Wäre das, was uns hier an Fakten, Ankündigungen, Wortbrüchen, seit der Wahl geboten wird, vor der Wahl bekannt gewesen, gäbe es diese Koalition heute nicht!!
@sudek: Demnach glauben Sie also, dass Merkel nicht länger ihre Vershwiegenheit und rethorische Verdrehung der Tatsachen als Politisches Machterhaltungsmittel behalten kann?
Wollen wir es hoffen, ich jedenfalls glaube nicht daran, es sei denn das gegnerische Lager verbündet sich und die millionene Abtrünnigen SPD Wähler kehren zurück und demosntrieren gemeinsam mit Linken und Grünen gegen den kalten neoliberalen Wind.
Pustekuchen...die EU ist konservativ und so ist es Deutschland geworden. Merkels Art, ihre Taktik ist sinnvoll, denn es erhällt sie.
Ich meine sie ist zB eine Frau, also wählen Frauen sie. "Endlich eine Frau an der Spitze" " jetzt gehts berg auf mit den Frauen". Stimmts? Nein! Merkel tut nichts für Frauen, es gibt sogar weniger Frauen in der Fraktinon der Union.

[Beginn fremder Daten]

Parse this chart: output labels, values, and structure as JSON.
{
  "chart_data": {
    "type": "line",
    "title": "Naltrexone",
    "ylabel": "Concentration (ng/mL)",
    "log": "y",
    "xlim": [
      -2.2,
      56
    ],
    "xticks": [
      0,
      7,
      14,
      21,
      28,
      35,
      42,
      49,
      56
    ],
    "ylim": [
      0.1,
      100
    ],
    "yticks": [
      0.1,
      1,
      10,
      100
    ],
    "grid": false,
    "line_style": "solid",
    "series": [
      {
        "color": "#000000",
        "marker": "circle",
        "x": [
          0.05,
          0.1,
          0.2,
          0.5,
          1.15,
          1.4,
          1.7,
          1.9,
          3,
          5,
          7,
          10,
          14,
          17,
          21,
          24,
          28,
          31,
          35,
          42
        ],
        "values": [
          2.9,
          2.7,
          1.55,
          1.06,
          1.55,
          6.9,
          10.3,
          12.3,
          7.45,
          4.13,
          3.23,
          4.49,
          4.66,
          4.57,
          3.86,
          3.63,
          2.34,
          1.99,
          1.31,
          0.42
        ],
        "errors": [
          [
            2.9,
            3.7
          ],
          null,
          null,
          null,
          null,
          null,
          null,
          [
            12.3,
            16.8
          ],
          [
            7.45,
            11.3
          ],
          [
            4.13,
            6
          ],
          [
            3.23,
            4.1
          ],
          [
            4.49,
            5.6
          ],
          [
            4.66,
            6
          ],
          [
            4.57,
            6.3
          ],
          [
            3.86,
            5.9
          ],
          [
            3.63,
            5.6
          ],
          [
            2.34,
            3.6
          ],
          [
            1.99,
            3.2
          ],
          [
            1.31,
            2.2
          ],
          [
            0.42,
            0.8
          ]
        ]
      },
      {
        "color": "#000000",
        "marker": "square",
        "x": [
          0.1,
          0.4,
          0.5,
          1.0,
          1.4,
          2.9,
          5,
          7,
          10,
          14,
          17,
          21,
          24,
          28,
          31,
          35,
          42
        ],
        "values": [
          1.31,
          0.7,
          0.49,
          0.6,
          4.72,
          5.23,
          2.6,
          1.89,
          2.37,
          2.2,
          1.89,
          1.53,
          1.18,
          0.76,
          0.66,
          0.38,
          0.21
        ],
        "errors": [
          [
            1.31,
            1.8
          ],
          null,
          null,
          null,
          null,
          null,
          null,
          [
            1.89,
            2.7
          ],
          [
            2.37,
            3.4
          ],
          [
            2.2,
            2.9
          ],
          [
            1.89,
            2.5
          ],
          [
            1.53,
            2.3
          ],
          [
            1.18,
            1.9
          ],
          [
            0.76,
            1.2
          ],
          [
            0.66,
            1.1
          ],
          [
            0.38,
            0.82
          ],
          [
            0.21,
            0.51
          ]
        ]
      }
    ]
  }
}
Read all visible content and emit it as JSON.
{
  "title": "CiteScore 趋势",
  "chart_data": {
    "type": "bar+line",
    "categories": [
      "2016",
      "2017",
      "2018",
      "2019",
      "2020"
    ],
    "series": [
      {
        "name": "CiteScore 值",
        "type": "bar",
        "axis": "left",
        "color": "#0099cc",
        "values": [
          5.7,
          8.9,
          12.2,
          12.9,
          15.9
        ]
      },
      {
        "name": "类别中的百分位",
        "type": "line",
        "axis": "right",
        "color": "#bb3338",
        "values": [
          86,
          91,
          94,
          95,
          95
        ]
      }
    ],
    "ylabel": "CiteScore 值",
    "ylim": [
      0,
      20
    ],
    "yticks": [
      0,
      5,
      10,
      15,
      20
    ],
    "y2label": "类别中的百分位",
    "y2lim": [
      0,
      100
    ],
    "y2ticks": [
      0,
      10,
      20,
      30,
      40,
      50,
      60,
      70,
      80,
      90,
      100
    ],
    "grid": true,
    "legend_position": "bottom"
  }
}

Diese Frau hat diese Fähigkeiten wohl noch seinerzeit bei der Stasi abgucken können. Hoffen wir, dass die Medien, insbesondere die Linken Medien, aufhören Linke zu Diskriminieren und anfangen den Rechtsschwall zu zerreissen!
wurde gestern in den Nachrichten nicht gezeigt, wie Angela Merkel am 10.9.2009 die Rettung von Opel verkündet? Hat sie da gelogen? War dies ein Wortbruch? Warum findet diese Diskussion in der Presse nicht statt?
Solange Angela Merkel nicht mir ihrem Tun von den Massenmedien konfrontiert und kritisiert wird (es heißt immer nur die Regierung, ein CDU-Vertreter durfte gestern beim ZDF sogar Herr Steinmeier zum "Schuldigsten" machen) wird sich nichts ändern.